According to the paper, in 2015 alone, Medicare spent $500 million, or $36,000 per course of therapy.  It is prescribed most aggressively by a handful of doctors in three medical subspecialties - rheumatology, neurology and nephrology, yet the data supporting its use in adult medicine is weak. There are no solid medical circumstances that warrant its current or continued use. 

“The drug has an interesting back story,” said Dan Hartung, lead author of the paper. “It’s a fairly old drug, first approved in 1952, prior to many of the FDA rules about clinical efficacy. The bar for what constitutes approved indications was much different then, much lower; it has many indications that came before the current rules were set in stone in the 1960s.” 

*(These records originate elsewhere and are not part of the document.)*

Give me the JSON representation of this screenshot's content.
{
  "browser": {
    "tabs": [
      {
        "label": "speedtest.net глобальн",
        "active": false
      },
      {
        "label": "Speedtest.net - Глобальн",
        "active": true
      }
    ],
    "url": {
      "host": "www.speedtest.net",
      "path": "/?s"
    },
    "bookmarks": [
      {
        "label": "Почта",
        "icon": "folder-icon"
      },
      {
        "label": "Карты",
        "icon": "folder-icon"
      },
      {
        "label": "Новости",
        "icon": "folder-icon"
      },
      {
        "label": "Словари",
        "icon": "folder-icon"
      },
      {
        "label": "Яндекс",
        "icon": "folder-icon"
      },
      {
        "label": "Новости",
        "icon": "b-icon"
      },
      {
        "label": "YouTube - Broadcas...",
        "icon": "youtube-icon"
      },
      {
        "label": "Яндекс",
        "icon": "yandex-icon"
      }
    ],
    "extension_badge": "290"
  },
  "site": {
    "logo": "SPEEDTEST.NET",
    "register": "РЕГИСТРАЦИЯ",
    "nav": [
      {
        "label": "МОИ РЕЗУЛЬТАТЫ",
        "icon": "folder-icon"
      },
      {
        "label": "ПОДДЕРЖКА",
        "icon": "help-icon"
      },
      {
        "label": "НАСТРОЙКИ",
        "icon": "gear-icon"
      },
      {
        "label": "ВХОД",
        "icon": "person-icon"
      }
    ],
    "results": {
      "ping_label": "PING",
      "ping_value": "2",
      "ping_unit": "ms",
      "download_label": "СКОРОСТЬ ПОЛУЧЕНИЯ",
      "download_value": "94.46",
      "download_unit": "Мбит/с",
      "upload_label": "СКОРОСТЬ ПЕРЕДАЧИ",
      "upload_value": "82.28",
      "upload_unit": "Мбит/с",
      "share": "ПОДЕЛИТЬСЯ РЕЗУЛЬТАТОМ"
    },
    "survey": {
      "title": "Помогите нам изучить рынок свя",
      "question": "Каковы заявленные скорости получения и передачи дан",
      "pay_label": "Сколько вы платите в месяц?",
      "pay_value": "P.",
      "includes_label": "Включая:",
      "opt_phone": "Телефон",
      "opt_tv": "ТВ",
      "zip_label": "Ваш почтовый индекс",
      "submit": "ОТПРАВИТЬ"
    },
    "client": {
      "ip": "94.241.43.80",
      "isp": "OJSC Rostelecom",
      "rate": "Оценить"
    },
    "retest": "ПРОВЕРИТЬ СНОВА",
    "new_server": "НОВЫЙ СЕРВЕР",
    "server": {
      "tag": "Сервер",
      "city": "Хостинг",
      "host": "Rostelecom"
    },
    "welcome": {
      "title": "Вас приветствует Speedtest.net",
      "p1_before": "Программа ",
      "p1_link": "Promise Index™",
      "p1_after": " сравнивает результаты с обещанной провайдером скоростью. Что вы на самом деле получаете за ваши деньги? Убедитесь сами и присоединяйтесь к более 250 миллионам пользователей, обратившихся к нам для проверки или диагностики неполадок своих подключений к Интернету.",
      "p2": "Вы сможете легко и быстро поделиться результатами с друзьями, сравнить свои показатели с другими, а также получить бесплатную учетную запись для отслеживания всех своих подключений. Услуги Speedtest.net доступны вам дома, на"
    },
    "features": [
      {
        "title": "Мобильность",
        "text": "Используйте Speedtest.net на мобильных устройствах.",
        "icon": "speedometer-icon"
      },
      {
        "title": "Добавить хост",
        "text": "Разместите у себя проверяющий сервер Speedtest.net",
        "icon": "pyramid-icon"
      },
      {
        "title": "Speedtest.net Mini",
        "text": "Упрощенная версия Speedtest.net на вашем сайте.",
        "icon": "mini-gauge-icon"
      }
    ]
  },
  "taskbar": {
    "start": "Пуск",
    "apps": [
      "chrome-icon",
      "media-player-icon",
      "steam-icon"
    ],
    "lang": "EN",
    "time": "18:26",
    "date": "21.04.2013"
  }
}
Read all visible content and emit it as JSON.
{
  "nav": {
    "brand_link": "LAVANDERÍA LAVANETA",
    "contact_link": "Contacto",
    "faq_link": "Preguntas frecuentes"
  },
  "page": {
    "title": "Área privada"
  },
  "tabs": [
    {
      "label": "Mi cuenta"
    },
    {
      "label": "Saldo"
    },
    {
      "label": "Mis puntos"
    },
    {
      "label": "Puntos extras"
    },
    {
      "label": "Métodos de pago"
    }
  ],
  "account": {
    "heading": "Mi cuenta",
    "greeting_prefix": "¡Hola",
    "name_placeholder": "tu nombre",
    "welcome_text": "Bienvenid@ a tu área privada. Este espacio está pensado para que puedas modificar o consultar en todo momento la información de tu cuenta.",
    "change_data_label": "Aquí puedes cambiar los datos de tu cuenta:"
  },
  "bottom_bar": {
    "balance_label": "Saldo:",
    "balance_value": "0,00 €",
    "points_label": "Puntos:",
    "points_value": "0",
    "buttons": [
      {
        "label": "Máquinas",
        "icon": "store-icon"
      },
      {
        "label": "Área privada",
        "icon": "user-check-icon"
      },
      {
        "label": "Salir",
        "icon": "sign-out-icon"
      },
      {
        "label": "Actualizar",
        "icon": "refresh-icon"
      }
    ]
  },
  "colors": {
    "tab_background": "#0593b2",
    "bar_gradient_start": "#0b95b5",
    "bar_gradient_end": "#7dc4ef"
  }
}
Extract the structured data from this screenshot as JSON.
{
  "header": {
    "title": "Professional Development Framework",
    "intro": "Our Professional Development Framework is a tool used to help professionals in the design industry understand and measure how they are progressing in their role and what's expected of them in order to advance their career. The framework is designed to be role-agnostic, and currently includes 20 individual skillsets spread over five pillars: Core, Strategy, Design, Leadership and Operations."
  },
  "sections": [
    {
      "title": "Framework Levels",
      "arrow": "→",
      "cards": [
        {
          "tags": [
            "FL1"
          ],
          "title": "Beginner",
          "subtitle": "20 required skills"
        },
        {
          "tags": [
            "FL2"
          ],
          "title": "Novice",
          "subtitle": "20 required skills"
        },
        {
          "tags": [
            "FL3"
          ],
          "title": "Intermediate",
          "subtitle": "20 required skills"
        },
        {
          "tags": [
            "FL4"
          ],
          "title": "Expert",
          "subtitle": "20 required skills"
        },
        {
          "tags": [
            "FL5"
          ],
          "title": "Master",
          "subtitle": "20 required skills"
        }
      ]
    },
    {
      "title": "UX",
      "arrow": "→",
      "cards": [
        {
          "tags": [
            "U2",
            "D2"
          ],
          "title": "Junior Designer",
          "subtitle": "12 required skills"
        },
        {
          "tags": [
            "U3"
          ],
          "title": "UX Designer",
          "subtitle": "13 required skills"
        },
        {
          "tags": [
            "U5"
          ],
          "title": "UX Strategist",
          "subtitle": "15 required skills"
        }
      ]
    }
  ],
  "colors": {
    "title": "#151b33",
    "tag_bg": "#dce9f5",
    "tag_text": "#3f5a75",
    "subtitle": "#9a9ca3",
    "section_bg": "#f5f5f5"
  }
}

When the drug was acquired by Questcor in 2001, the price went from $1,650 to $24,000. When it changed hands from Questcor to Mallinckrodt in 2014 the price tag jumped again, to $34,034, resulting in a whopping total of $1.3 billion that Medicare had to foot.  The cost of the drug cannot be explained away with typical reasons for exorbitant drug prices on new products – high cost of research and development and life-saving properties – this drug has neither. 

In an editorial piece published in the same journal issue, Saate Shakil M.D. and Rita F. Redberg, M.D., MSc comment, "The lack of high-quality evidence supporting Acthar gel's benefit in a variety of conditions, along with the unconscionable price increase by the manufacturer, should give pause to all practitioners." 

Dr. Hartung states, "From the payer side, there’s really little that justifies this drug and its exorbitant cost over much cheaper alternatives.”